Infelizmente não precisamos estar tomados por adivinhações ou possuir dons especiais ou bola de cristal para prever este tipo de futuro: está na evolução dos acontecimentos, principalmente este último, com mais de 50 feridos.

É público e notório que as agências reguladoras funcionam como cabides de empregos para o executivo e acabam abrigando pessoas que estão intimamente ligadas àquelas empresas que deveriam ser fiscalizadas.

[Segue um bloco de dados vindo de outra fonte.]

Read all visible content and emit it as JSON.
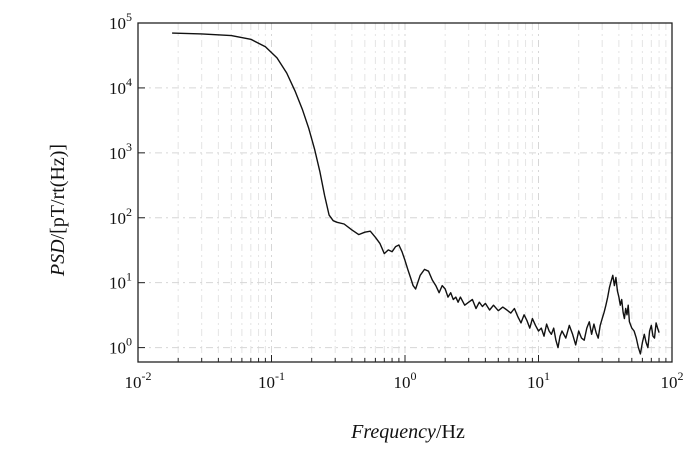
{
  "chart_data": {
    "type": "line",
    "title": "",
    "xlabel": {
      "italic": "Frequency",
      "rest": "/Hz"
    },
    "ylabel": {
      "italic": "PSD",
      "rest": "/[pT/rt(Hz)]"
    },
    "xscale": "log",
    "yscale": "log",
    "xlim": [
      0.01,
      100
    ],
    "ylim": [
      0.6,
      100000
    ],
    "grid": true,
    "x_ticks": [
      {
        "value": 0.01,
        "base": "10",
        "exp": "-2"
      },
      {
        "value": 0.1,
        "base": "10",
        "exp": "-1"
      },
      {
        "value": 1,
        "base": "10",
        "exp": "0"
      },
      {
        "value": 10,
        "base": "10",
        "exp": "1"
      },
      {
        "value": 100,
        "base": "10",
        "exp": "2"
      }
    ],
    "y_ticks": [
      {
        "value": 1,
        "base": "10",
        "exp": "0"
      },
      {
        "value": 10,
        "base": "10",
        "exp": "1"
      },
      {
        "value": 100,
        "base": "10",
        "exp": "2"
      },
      {
        "value": 1000,
        "base": "10",
        "exp": "3"
      },
      {
        "value": 10000,
        "base": "10",
        "exp": "4"
      },
      {
        "value": 100000,
        "base": "10",
        "exp": "5"
      }
    ],
    "series": [
      {
        "color": "#111111",
        "x": [
          0.018,
          0.03,
          0.05,
          0.07,
          0.09,
          0.11,
          0.13,
          0.15,
          0.17,
          0.19,
          0.21,
          0.23,
          0.25,
          0.27,
          0.29,
          0.31,
          0.35,
          0.4,
          0.45,
          0.5,
          0.55,
          0.6,
          0.65,
          0.7,
          0.75,
          0.8,
          0.85,
          0.9,
          0.95,
          1.0,
          1.05,
          1.1,
          1.15,
          1.2,
          1.3,
          1.4,
          1.5,
          1.6,
          1.7,
          1.8,
          1.9,
          2.0,
          2.1,
          2.2,
          2.3,
          2.4,
          2.5,
          2.6,
          2.8,
          3.0,
          3.2,
          3.4,
          3.6,
          3.8,
          4.0,
          4.3,
          4.6,
          5.0,
          5.4,
          5.8,
          6.2,
          6.6,
          7.0,
          7.4,
          7.8,
          8.2,
          8.6,
          9.0,
          9.5,
          10.0,
          10.5,
          11.0,
          11.5,
          12.0,
          12.5,
          13.0,
          13.5,
          14.0,
          14.5,
          15.0,
          16.0,
          17.0,
          18.0,
          19.0,
          20.0,
          21.0,
          22.0,
          23.0,
          24.0,
          25.0,
          26.0,
          27.0,
          28.0,
          29.0,
          30.0,
          31.0,
          32.0,
          33.0,
          34.0,
          35.0,
          36.0,
          37.0,
          38.0,
          39.0,
          40.0,
          41.0,
          42.0,
          43.0,
          44.0,
          45.0,
          46.0,
          47.0,
          48.0,
          50.0,
          52.0,
          54.0,
          56.0,
          58.0,
          60.0,
          62.0,
          64.0,
          66.0,
          68.0,
          70.0,
          72.0,
          74.0,
          76.0,
          78.0,
          80.0
        ],
        "y": [
          70000,
          68000,
          64000,
          56000,
          43000,
          29000,
          17000,
          9000,
          4700,
          2400,
          1150,
          520,
          220,
          110,
          90,
          85,
          80,
          65,
          55,
          60,
          62,
          50,
          40,
          28,
          32,
          30,
          36,
          38,
          30,
          22,
          16,
          12,
          9,
          8,
          13,
          16,
          15,
          11,
          9,
          7,
          9,
          8,
          6,
          7,
          5.5,
          6,
          5,
          6,
          4.5,
          5,
          5.5,
          4,
          5,
          4.3,
          4.8,
          3.8,
          4.5,
          3.7,
          4.2,
          3.8,
          3.4,
          4.0,
          3.0,
          2.4,
          3.2,
          2.6,
          2.0,
          2.8,
          2.2,
          1.8,
          2.0,
          1.5,
          2.3,
          1.8,
          1.6,
          2.0,
          1.3,
          1.0,
          1.5,
          1.8,
          1.4,
          2.2,
          1.6,
          1.1,
          1.8,
          1.4,
          1.3,
          2.0,
          2.5,
          1.6,
          2.3,
          1.7,
          1.4,
          2.2,
          2.8,
          3.5,
          4.5,
          6.0,
          8.5,
          10.5,
          13,
          9,
          12,
          7.5,
          6.0,
          4.5,
          5.5,
          3.5,
          2.8,
          4.0,
          3.2,
          4.5,
          2.5,
          2.0,
          1.8,
          1.4,
          1.0,
          0.8,
          1.2,
          1.6,
          1.2,
          1.0,
          1.8,
          2.2,
          1.5,
          1.4,
          2.4,
          2.0,
          1.7
        ]
      }
    ]
  }
}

É uma questão de ética. Aliás, ética é o que mais falta neste país permeado de corruptos e corruptores.

Estamos nas mãos de pessoas que não se importam com você, caro leitor. O próprio governo já é seu inimigo em todas as instâncias de sua vida.

Portanto, assistimos a tudo com passividade, com o catamarã perdendo a direção, catamarã quebrando no meio da baía de Guanabara e, por último, barca batendo violentamente contra o píer da Praça XV.

Como não existe concorrência, algo imperdoável em transportes e em muitos outros setores, ficamos à mercê da ineficaz e maldosa Antaq e da uma única empresa que carrega a população de Niterói naqueles poucos barquinhos medíocres e sem ar condicionado, a Barcas S/A, filha inerte da gigante 1001 (quantas saudades dos bons serviços rodoviários!).

Por que não se concede o transporte a mais uma empresa para criar concorrência? Por que não permitir o serviço de velozes taxi-boats para até 20 pessoas? Por que não se construiu mais uma ponte sobre a baía, com metrô?

O povo de hoje em nada se parece com aquele que incendiou a Estação em 1959, em protesto pelo descaso com os passageiros, já que temos que nos defender, em primeiro lugar, dos assaltantes e bandidos em geral. Por isso, parece que estamos anestesiados, quando estamos somente cuidado de nossa segurança em primeiro lugar.

O mesmo acontece hoje, com falta de catamarãs, falta de conforto, filas e mais filas, calor sufocante...  Somos tratados como gado, já reparou? Abrem-se as porteiras e saímos como bois e vacas para o abatedouro.

Um acidente fatal vai acontecer. Depois, já sabemos de cor: Sergio Cabral vai chorar para as câmeras da Rede Globo; o secretário de transportes vai dizer que irá “apurar sem descanso as responsabilidades”; Dilma vai pedir um minuto de silêncio e as televisões sensacionalistas irão ficar semanas faturando e mostrando enterros e o sofrimento dos familiares.

E nós, cidadãos de bem, seremos enganados mais uma vez.